To each gallon water, 8 oz. salt. Salmon, 2 to 3 lbs. (thick), 1/2 hour; 8 to 10 lbs., 1-1/4 hour; small, or thin fish, less time.
SALMON À LA GENEVESE.
A fashionable mode of serving salmon at the present day is to divide the larger portion of the body into three equal parts; to boil them in water, or in a marinade; and to serve them dished in a line, but not close together, and covered with a rich Genevese sauce (for which see Chapter [V].) It appears to us that the skin should be stripped from any fish over which the sauce is poured, but in this case it is not customary.
CRIMPED SALMON.
Cut into slices an inch and a half, or two inches thick, the body of a salmon quite newly caught; throw them into strong salt and water as they are done, but do not let them soak in it; wash them well, lay them on a fish-plate, and put them into fast boiling water, salted and well skimmed. In from ten to fifteen minutes they will be done. Dish them on a napkin, and send them very hot to table with lobster sauce, and plain melted butter; or with the caper fish-sauce of Chapter [V]. The water should be salted as for salmon boiled in the ordinary way, and the scum should be cleared off with great care after the fish is in.
In boiling water, 10 to 15 minutes.
SALMON À LA ST. MARCEL.
Separate some cold boiled salmon into flakes, and free them entirely from the skin; break the bones, and boil them in a pint of water for half an hour. Strain off the liquor, put it into a clean saucepan and stir into it by degrees when it begins to boil quickly, two ounces of butter mixed with a large teaspoonful of flour, and when the whole has boiled for two or three minutes add a teaspoonful of essence of anchovies, one of good mushroom catsup, half as much lemon-juice or chili vinegar, a half saltspoonful of pounded mace, some cayenne, and a very little salt. Shell from half to a whole pint of shrimps, add them to the salmon, and heat the fish very slowly in the sauce by the side of the fire, but do not allow it boil. When it is very hot, dish and send it quickly to table. French cooks, when they re-dress fish or meat of any kind, prepare the flesh with great nicety, and then put it into a stewpan, and pour the sauce upon it, which is, we think, better than the more usual English mode of laying it into the boiling sauce. The cold salmon may also be re-heated in the cream sauce of [V]., or in the Mâitre d’Hôtel sauce which follows it; and will be found excellent with either. This receipt is for a moderate sized dish.

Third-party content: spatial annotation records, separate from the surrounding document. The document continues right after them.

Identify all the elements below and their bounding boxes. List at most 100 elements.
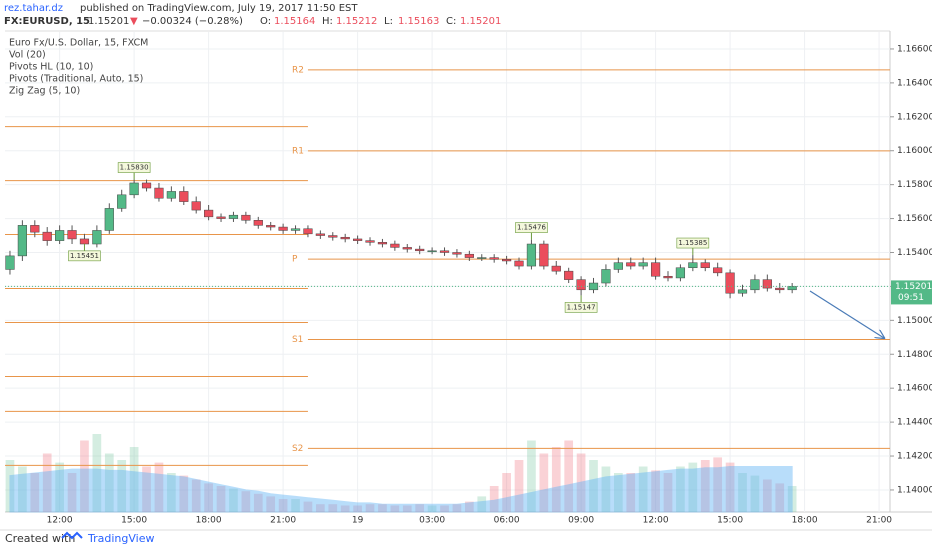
candle-body xyxy=(663,275,673,279)
volume-bar xyxy=(427,505,437,512)
y-tick-label: 1.14800 xyxy=(897,350,932,360)
candle-body xyxy=(365,240,375,243)
y-tick-label: 1.15600 xyxy=(897,214,932,224)
pivot-label: 1.15147 xyxy=(567,303,596,311)
candle-body xyxy=(502,259,512,262)
candle-body xyxy=(700,262,710,269)
pivot-box xyxy=(515,222,548,233)
created-with: Created with xyxy=(5,532,75,545)
last-price-tag xyxy=(891,280,932,305)
x-tick-label: 18:00 xyxy=(196,516,222,526)
candle-body xyxy=(489,257,499,260)
candle-body xyxy=(179,191,189,202)
volume-bar xyxy=(179,475,189,512)
legend-entry: Euro Fx/U.S. Dollar, 15, FXCM xyxy=(9,38,148,49)
volume-bar xyxy=(18,466,27,512)
candle-body xyxy=(675,267,686,279)
volume-bar xyxy=(378,504,387,512)
pivot-level-label: R2 xyxy=(292,65,304,75)
x-tick-label: 12:00 xyxy=(47,516,73,526)
change: −0.00324 (−0.28%) xyxy=(142,16,243,27)
volume-bar xyxy=(477,496,487,512)
ohlc-key: H: xyxy=(322,16,333,27)
volume-bar xyxy=(775,483,785,512)
candle-body xyxy=(427,250,437,253)
author[interactable]: rez.tahar.dz xyxy=(4,3,63,14)
y-tick-label: 1.14200 xyxy=(897,452,932,462)
volume-bar xyxy=(738,473,747,512)
ohlc-value: 1.15164 xyxy=(274,16,315,27)
candle-body xyxy=(266,225,276,228)
candle-body xyxy=(17,225,27,257)
candle-body xyxy=(67,230,77,240)
candle-body xyxy=(762,279,772,289)
candle-body xyxy=(104,208,114,231)
volume-bar xyxy=(80,440,89,512)
volume-bar xyxy=(440,505,449,512)
volume-bar xyxy=(303,501,313,512)
volume-bar xyxy=(688,462,698,512)
volume-bar xyxy=(527,440,536,512)
pivot-box xyxy=(68,250,101,262)
candle-body xyxy=(328,235,338,238)
trend-arrow[interactable] xyxy=(809,290,884,338)
candle-body xyxy=(464,253,474,258)
candle-body xyxy=(713,267,723,274)
volume-bar xyxy=(576,453,586,512)
candle-body xyxy=(30,225,40,233)
x-tick-label: 06:00 xyxy=(494,516,520,526)
volume-bar xyxy=(365,504,375,512)
pivot-label: 1.15830 xyxy=(120,164,149,172)
y-tick-label: 1.16200 xyxy=(897,112,932,122)
pivot-label: 1.15451 xyxy=(70,252,99,260)
pivot-level-label: P xyxy=(292,255,298,265)
y-tick-label: 1.16000 xyxy=(897,146,932,156)
x-tick-label: 09:00 xyxy=(568,516,594,526)
volume-bar xyxy=(154,462,164,512)
volume-bar xyxy=(750,475,760,512)
volume-bar xyxy=(291,499,300,512)
candle-body xyxy=(303,228,313,235)
y-tick-label: 1.15400 xyxy=(897,248,932,258)
logo xyxy=(61,531,83,540)
volume-bar xyxy=(353,505,362,512)
volume-bar xyxy=(638,466,648,512)
candle-body xyxy=(439,250,450,253)
candle-body xyxy=(353,238,363,241)
candle-body xyxy=(514,260,524,267)
candle-body xyxy=(117,194,127,209)
volume-bar xyxy=(5,460,15,512)
brand[interactable]: TradingView xyxy=(87,532,154,545)
candle-body xyxy=(415,248,425,252)
ohlc-value: 1.15201 xyxy=(460,16,501,27)
volume-bar xyxy=(104,453,114,512)
pivot-box xyxy=(564,302,598,313)
candle-body xyxy=(55,230,65,241)
ohlc-value: 1.15212 xyxy=(336,16,377,27)
volume-bar xyxy=(117,460,127,512)
candle-body xyxy=(141,182,152,189)
candle-body xyxy=(564,270,574,280)
volume-bar xyxy=(613,473,623,512)
volume-bar xyxy=(713,457,723,512)
volume-ma xyxy=(9,466,793,513)
candle-body xyxy=(688,262,698,269)
volume-bar xyxy=(514,460,524,512)
candle-body xyxy=(154,187,164,199)
candle-body xyxy=(390,243,400,248)
candle-body xyxy=(750,279,760,291)
legend-entry: Zig Zag (5, 10) xyxy=(9,86,80,97)
y-tick-label: 1.14400 xyxy=(897,418,932,428)
pivot-label: 1.15385 xyxy=(678,239,707,247)
volume-bar xyxy=(725,462,735,512)
x-tick-label: 19 xyxy=(352,516,364,526)
volume-bar xyxy=(92,434,102,512)
last-price-label: 1.15201 xyxy=(895,282,932,292)
candle-body xyxy=(377,242,388,245)
legend-entry: Pivots (Traditional, Auto, 15) xyxy=(9,74,143,85)
candle-body xyxy=(402,247,412,250)
candle-body xyxy=(787,286,797,291)
y-tick-label: 1.15000 xyxy=(897,316,932,326)
volume-bar xyxy=(465,501,474,512)
candle-body xyxy=(638,262,648,267)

SALMON BAKED OVER MASHED POTATOES.
We are informed by a person who has been a resident in Ireland, that the middle of a salmon is there often baked over mashed potatoes, from which it is raised by means of a wire stand, as meat is in England. We have not been able to have it tried, but an ingenious cook will be at no loss for the proper method of preparing, and the time of cooking it. The potatoes are sometimes merely pared and halved; the fish is then laid upon them.